It’s always good to get out and test your equipment, and last week I had chance to try out mine in one of the most beautiful parts of the UK, Snowdonia.
The original plan was for a group of us to first climb Mount Snowdon via the Rhyd Ddu path (click here for an animated walk through) returning down the same route, then to find somewhere to wild camp preferably after trekking up through Beddgelert Forest to Moel Hebogg. We had a few drop out so in the end it was just two of us!
On the day
Having checked the Snowdonia weather via the Met Office and after an early start to get to Snowdonia, we set off up the Rhyd Ddu path.
The weather was bright, a bit cloudy to slightly overcast, with a forecast chance of rain in the afternoon, the recommendation was for winter clothing towards the top of the mountain.
With the return trip planned back down the Rhyd Ddu path we only needed day packs for the first leg of the journey.
Some basic items taken (some shared between two people):
- Walking poles
- 2 lt water
- Snack food
- kettle, stove, tea, milk, sugar
- Lighter / flint / steel
- Bivvy bag (emergency shelter)
- glow sticks (emergency use)
- Waterproof jacket, trousers, gloves, hat
- Worn clothing, Long Johns, Walking trousers, T-shirt base layer, Thermal warm long sleeve intermediate layer, Wind proof jacket, bandanna.
- Map & Compass
- Ham Radio, Mobile Phone, Knife
The views are spectacular as you rise up the mountain, below the many lakes / reservoirs can be seen like mirrors inserted into the land.
Cloud formation at around 600 metres soon blocked out any sun and warmth as the temperature stared to lower and the winds increasing. Still relatively dry we pushed on through the cloud.
With the incline becoming more steep and the air thinning my (lack of) fitness was starting to show, however with several short stops it was long before we started to see our first signs of snow as we climbed the last 200m to the summit.
Arriving at the summit for a well-earned cup of tea brewed on a camp stove, so truly British!
The decent was somewhat easier and quicker and it was no time before we were back at the start of the path and with perfect timing as the rain came. This was an ideal opportunity to dive into the village pub for a pint and a bite to eat to reflect on the day and decide on a wild camp pitch location.
With the down turn in the weather and forecast of minus temperatures at above 500 meters, we decided to find a pitch site at a lower level. We had spotted a small lake/reservoir about 1/2 mile from the Rhyd Ddu start point as we descended Snowdon so we set out to find it and to see if it was suitable.
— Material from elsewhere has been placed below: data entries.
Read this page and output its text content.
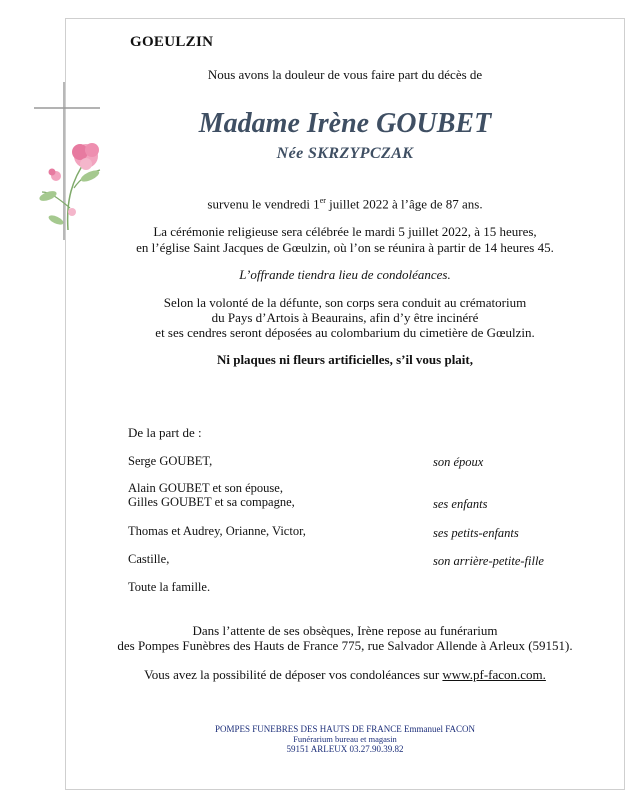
GOEULZIN
Nous avons la douleur de vous faire part du décès de
Madame Irène GOUBET
Née SKRZYPCZAK
survenu le vendredi 1er juillet 2022 à l’âge de 87 ans.
La cérémonie religieuse sera célébrée le mardi 5 juillet 2022, à 15 heures,
en l’église Saint Jacques de Gœulzin, où l’on se réunira à partir de 14 heures 45.
L’offrande tiendra lieu de condoléances.
Selon la volonté de la défunte, son corps sera conduit au crématorium
du Pays d’Artois à Beaurains, afin d’y être incinéré
et ses cendres seront déposées au colombarium du cimetière de Gœulzin.
Ni plaques ni fleurs artificielles, s’il vous plait,
De la part de :
Serge GOUBET,	son époux
Alain GOUBET et son épouse,
Gilles GOUBET et sa compagne,	ses enfants
Thomas et Audrey, Orianne, Victor,	ses petits-enfants
Castille,	son arrière-petite-fille
Toute la famille.
Dans l’attente de ses obsèques, Irène repose au funérarium
des Pompes Funèbres des Hauts de France 775, rue Salvador Allende à Arleux (59151).
Vous avez la possibilité de déposer vos condoléances sur www.pf-facon.com.
POMPES FUNEBRES DES HAUTS DE FRANCE Emmanuel FACON
Funérarium bureau et magasin
59151 ARLEUX 03.27.90.39.82
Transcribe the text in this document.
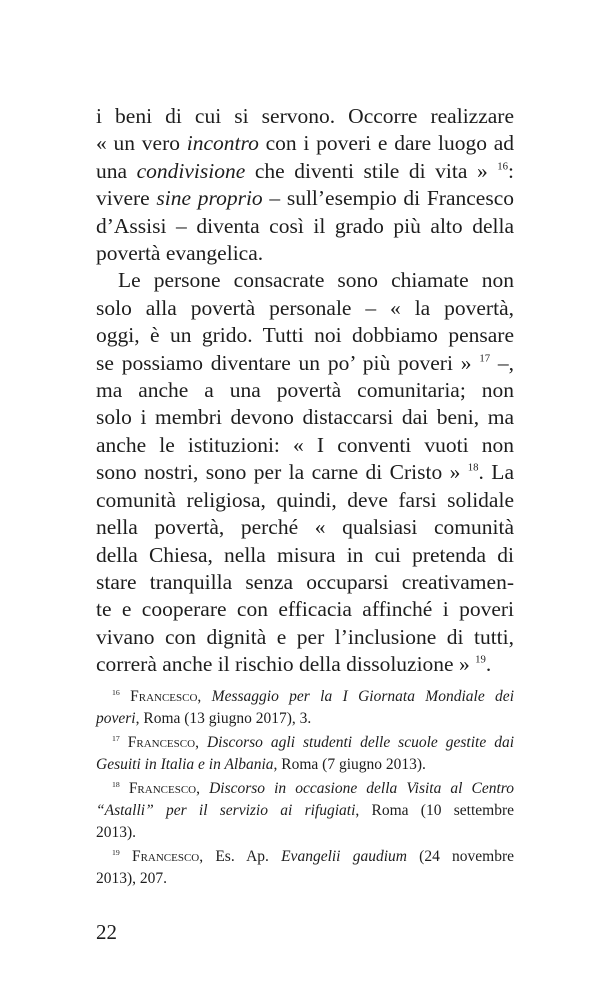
i beni di cui si servono. Occorre realizzare
« un vero incontro con i poveri e dare luogo ad
una condivisione che diventi stile di vita » $^{16}$:
vivere sine proprio – sull’esempio di Francesco
d’Assisi – diventa così il grado più alto della
povertà evangelica.
Le persone consacrate sono chiamate non
solo alla povertà personale – « la povertà,
oggi, è un grido. Tutti noi dobbiamo pensare
se possiamo diventare un po’ più poveri » $^{17}$ –,
ma anche a una povertà comunitaria; non
solo i membri devono distaccarsi dai beni, ma
anche le istituzioni: « I conventi vuoti non
sono nostri, sono per la carne di Cristo » $^{18}$. La
comunità religiosa, quindi, deve farsi solidale
nella povertà, perché « qualsiasi comunità
della Chiesa, nella misura in cui pretenda di
stare tranquilla senza occuparsi creativamen-
te e cooperare con efficacia affinché i poveri
vivano con dignità e per l’inclusione di tutti,
correrà anche il rischio della dissoluzione » $^{19}$.
$^{16}$ Francesco, Messaggio per la I Giornata Mondiale dei
poveri, Roma (13 giugno 2017), 3.
$^{17}$ Francesco, Discorso agli studenti delle scuole gestite dai
Gesuiti in Italia e in Albania, Roma (7 giugno 2013).
$^{18}$ Francesco, Discorso in occasione della Visita al Centro
“Astalli” per il servizio ai rifugiati, Roma (10 settembre
2013).
$^{19}$ Francesco, Es. Ap. Evangelii gaudium (24 novembre
2013), 207.
22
Spotting a small patch of green on the far side of the lake next to a ruin of an old farmer cottage we pitched our tents before the worst of the rain fall and loss of light.
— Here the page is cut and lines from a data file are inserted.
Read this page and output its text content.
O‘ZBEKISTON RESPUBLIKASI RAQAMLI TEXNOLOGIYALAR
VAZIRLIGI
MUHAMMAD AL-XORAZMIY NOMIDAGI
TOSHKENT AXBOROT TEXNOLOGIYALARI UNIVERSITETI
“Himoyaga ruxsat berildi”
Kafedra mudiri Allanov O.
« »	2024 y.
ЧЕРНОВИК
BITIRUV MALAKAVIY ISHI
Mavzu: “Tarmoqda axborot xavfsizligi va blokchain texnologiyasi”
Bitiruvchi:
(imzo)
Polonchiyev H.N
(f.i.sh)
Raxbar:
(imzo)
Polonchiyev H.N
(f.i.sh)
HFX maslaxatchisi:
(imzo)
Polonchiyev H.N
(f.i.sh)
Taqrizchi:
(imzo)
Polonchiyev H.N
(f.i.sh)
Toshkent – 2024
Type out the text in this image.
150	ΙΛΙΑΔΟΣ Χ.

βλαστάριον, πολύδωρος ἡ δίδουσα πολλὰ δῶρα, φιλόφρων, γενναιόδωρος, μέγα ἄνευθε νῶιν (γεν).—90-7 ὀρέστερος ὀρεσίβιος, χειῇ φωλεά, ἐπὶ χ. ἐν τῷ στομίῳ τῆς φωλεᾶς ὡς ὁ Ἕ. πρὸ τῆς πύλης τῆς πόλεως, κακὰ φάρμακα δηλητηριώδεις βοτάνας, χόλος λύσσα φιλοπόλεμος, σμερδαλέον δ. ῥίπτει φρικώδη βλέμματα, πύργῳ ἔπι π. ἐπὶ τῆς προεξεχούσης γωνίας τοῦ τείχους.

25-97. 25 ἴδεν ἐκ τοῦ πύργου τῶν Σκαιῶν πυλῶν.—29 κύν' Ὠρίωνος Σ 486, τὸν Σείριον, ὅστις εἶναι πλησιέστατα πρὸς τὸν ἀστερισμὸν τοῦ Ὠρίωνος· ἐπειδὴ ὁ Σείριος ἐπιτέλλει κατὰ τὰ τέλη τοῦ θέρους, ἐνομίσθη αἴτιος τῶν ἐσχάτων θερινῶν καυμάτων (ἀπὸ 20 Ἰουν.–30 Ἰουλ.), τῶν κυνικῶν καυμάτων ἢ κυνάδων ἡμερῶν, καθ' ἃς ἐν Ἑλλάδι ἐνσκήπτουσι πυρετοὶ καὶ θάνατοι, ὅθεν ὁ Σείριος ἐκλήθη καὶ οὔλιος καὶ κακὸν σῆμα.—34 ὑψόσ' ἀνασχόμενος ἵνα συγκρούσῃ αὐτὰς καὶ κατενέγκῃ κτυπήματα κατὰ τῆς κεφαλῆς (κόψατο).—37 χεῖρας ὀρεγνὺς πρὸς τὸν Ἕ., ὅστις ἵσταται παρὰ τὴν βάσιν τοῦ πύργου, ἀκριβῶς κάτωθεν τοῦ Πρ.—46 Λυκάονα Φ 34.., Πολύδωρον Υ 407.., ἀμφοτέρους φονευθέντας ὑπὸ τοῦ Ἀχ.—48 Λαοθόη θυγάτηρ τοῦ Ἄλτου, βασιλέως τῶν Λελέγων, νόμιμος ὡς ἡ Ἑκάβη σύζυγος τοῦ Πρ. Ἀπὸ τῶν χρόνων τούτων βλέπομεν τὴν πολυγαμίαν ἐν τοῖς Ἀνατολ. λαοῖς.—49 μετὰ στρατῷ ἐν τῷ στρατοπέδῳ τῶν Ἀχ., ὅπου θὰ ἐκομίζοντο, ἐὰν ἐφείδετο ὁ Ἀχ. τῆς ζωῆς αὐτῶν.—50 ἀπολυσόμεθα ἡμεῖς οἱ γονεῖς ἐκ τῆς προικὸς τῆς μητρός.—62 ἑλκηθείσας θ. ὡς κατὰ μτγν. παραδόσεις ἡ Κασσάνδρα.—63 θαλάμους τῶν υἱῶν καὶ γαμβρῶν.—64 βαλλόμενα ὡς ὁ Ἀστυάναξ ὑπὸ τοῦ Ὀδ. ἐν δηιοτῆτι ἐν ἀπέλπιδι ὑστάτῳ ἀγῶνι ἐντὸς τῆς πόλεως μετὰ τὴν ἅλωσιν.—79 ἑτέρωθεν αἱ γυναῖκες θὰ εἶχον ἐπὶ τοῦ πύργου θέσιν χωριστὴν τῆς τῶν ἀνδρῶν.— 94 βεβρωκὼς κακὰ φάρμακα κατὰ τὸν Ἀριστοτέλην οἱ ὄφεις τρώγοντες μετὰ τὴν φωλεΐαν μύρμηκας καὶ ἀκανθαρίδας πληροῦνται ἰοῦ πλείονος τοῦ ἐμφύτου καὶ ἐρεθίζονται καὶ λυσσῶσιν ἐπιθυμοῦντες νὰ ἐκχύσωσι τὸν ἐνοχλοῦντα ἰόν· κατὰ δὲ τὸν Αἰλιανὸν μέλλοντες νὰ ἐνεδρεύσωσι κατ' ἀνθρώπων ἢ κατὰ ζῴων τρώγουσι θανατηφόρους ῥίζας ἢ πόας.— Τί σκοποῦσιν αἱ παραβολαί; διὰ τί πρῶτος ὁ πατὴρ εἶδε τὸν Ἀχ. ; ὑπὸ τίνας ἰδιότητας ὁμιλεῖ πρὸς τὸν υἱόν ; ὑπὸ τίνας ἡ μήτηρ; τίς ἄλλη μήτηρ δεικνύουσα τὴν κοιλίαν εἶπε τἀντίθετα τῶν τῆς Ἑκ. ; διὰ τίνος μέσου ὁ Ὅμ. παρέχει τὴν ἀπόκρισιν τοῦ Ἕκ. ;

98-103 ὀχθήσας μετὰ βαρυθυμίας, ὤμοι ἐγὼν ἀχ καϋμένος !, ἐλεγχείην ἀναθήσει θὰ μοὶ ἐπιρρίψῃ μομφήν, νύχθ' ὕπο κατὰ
Time for a quick Hot Chocolate brew before the light disappeared and the heavens opened up so it was time to turn in.
The storms overnight really did give the tents some battering and were a great test. As dawn started to break, the clouds cleared and the winds died down, opening the flap door
of the tent and looking out across the lake was worth everything.
It was possible to use the stove just within the outer tent sheet should it have been raining, lighting the stove was initially an issue as the lighter broke! “Two is one, one is none” sprung to mind as I routed around for my spare lighter!
With a bright morning sun to dry out the tents gave us time to snap a few images of the beautiful surroundings and to get breakfast on.
Theres nothing like a camp meal and steaks planned for the night before made a great breakfast meal!
With everything packed away, the rule ‘leave no trace’ applied, it was time to leave this tranquil place and head home.